Sebagaimana disampaikan oleh Sufmi Dasco Ahmad dalam kesempatan lain terkait HUT partai, Partai Gerindra "harus terus bergerak dekat dan ada di antara rakyat." Filosofi ini menjadi panduan bagi seluruh kader Gerindra. Di usianya yang ke-18, dengan posisi strategis sebagai partai Presiden, Gerindra dituntut untuk semakin responsif terhadap aspirasi masyarakat, mengawal setiap kebijakan agar benar-benar menyentuh kebutuhan rakyat, dan menjadi jembatan antara pemerintah dan masyarakat. Tantangan ke depan tentu tidak ringan, mengingat dinamika politik global dan domestik yang terus berubah. Namun, dengan pengalaman 18 tahun, soliditas internal, dan kepemimpinan Prabowo Subianto, Partai Gerindra diharapkan mampu menghadapi segala rintangan dan terus berkontribusi nyata bagi kemajuan Indonesia.

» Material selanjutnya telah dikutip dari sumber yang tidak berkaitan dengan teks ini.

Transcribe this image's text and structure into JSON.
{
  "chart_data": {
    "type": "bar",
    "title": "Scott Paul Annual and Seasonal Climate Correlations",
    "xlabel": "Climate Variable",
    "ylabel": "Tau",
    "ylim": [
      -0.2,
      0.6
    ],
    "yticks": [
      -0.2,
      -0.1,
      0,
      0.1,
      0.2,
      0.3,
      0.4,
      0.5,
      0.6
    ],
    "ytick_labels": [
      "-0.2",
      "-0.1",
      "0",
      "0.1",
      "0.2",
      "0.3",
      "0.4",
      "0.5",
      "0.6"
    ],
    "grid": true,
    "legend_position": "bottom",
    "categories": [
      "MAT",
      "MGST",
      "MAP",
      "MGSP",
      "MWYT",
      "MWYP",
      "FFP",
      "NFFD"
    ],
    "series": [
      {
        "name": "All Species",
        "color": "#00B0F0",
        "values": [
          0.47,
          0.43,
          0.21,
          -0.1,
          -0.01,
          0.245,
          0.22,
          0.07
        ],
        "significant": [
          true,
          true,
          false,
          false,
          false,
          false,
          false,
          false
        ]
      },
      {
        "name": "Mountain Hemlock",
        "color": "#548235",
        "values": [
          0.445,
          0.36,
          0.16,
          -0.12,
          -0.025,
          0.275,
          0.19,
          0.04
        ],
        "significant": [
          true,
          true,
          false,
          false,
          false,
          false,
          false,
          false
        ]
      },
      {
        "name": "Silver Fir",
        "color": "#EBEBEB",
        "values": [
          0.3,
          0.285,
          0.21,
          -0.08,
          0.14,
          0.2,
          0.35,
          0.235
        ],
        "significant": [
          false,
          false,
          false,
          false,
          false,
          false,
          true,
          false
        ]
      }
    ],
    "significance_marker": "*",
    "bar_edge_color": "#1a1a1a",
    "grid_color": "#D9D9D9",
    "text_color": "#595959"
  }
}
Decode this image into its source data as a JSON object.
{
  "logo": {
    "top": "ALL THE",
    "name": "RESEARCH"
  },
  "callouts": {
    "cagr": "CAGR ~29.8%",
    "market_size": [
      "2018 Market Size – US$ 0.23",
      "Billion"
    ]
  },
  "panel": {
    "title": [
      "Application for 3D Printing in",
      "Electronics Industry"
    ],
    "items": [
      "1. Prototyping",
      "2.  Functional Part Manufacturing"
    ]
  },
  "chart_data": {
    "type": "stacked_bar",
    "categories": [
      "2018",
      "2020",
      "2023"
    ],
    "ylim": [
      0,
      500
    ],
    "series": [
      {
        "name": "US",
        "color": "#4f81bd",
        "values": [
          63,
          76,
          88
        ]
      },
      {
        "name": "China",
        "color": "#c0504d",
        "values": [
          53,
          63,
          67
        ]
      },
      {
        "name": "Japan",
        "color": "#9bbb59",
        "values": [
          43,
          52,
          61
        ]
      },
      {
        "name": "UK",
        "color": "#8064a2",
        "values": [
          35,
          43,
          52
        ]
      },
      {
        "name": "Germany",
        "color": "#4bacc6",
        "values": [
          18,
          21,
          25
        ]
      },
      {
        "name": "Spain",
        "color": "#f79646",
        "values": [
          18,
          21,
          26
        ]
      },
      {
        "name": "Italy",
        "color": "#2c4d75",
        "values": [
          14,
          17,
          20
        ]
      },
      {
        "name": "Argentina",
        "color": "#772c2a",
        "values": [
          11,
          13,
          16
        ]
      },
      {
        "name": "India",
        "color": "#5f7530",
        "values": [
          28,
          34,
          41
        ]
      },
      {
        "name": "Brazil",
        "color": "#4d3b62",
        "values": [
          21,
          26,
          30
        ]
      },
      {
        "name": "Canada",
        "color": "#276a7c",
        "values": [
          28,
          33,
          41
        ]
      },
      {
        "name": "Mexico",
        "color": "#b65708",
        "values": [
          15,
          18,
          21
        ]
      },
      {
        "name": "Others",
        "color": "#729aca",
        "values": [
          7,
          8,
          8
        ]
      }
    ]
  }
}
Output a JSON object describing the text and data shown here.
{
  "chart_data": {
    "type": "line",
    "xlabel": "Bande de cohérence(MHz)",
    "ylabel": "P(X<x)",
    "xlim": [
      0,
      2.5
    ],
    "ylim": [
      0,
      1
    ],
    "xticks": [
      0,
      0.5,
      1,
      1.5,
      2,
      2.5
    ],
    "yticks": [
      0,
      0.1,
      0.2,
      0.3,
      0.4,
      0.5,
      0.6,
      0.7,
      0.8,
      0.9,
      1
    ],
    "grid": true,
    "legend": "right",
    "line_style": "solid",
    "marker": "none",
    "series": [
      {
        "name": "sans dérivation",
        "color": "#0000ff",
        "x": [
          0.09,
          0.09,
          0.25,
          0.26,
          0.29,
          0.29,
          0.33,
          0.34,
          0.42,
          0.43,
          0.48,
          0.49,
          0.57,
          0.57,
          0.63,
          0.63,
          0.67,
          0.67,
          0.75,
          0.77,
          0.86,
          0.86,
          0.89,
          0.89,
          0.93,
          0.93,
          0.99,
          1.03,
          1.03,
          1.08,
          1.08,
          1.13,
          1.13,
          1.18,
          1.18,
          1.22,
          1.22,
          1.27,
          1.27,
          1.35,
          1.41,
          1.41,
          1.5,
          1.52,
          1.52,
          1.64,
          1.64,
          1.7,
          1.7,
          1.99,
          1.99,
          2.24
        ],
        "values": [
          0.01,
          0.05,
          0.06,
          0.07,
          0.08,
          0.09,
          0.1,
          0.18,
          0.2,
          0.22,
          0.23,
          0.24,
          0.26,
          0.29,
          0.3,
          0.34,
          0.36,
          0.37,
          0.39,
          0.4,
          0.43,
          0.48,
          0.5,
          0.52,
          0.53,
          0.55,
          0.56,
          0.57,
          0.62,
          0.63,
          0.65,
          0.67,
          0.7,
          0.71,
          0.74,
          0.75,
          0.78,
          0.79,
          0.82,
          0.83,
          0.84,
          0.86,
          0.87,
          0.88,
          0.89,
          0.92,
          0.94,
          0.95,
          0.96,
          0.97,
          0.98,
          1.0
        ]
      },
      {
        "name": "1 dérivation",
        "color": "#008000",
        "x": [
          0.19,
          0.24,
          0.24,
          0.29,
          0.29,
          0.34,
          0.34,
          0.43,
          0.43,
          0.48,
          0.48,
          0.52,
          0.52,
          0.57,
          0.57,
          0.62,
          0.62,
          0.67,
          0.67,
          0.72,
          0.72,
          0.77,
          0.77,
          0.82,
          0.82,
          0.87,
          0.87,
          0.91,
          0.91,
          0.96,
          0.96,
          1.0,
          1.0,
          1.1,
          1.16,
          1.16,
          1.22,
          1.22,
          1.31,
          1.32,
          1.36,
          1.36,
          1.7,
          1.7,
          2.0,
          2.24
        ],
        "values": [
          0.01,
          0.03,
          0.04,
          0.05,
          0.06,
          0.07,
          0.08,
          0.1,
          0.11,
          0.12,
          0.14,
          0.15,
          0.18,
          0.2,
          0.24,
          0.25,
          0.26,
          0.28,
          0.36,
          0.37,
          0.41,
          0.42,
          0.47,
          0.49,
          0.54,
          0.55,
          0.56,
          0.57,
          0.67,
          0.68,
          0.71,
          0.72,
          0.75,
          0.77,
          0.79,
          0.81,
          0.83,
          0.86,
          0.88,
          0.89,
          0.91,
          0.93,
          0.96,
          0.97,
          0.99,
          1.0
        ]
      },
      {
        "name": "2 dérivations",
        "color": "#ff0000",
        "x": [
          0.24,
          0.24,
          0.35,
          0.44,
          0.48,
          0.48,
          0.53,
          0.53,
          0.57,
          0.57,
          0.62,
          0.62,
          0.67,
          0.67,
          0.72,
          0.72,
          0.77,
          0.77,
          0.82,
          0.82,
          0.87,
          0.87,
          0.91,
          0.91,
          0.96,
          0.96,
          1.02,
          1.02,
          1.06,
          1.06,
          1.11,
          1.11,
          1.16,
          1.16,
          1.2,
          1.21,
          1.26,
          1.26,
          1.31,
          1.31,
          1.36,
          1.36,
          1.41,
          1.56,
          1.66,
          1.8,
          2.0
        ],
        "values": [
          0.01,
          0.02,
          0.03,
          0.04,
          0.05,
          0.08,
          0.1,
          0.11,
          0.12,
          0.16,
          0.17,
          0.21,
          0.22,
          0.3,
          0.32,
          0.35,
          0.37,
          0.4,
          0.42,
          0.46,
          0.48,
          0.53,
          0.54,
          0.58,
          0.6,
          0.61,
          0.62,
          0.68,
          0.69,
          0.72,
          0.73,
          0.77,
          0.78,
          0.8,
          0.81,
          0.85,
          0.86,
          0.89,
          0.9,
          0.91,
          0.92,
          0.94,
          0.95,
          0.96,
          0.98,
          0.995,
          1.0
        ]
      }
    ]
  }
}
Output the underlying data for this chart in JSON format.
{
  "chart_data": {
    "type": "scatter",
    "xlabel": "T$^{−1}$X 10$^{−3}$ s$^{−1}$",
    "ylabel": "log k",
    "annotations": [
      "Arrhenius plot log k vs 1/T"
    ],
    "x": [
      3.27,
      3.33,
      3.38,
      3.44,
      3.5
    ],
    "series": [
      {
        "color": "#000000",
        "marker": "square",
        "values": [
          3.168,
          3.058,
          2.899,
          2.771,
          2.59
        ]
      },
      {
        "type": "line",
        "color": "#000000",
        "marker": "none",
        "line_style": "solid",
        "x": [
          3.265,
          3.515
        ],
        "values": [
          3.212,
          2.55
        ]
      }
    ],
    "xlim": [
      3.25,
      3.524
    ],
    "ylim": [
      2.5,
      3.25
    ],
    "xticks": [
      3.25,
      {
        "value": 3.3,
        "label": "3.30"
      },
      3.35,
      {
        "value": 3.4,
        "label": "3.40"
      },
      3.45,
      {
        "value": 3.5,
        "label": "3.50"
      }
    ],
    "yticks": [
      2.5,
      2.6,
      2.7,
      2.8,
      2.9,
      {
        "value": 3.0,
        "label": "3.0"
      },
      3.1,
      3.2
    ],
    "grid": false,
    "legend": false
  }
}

Perayaan syukuran ini adalah penanda penting dalam sejarah Gerindra. Dari partai yang berjuang dari bawah, kini Gerindra berdiri tegak sebagai salah satu kekuatan politik terbesar di Indonesia, memimpin pemerintahan dan mengemban amanah rakyat. Kedatangan Presiden Prabowo di Kertanegara malam itu bukan hanya sekadar kehadiran fisik, melainkan juga manifestasi dari komitmen tak tergoyahkan untuk terus memajukan Indonesia melalui Partai Gerindra. Delapan belas tahun adalah perjalanan yang panjang, namun semangat perjuangan Gerindra, yang kini diperkuat oleh status kepresidenan pendirinya, akan terus membara untuk masa depan bangsa yang lebih baik.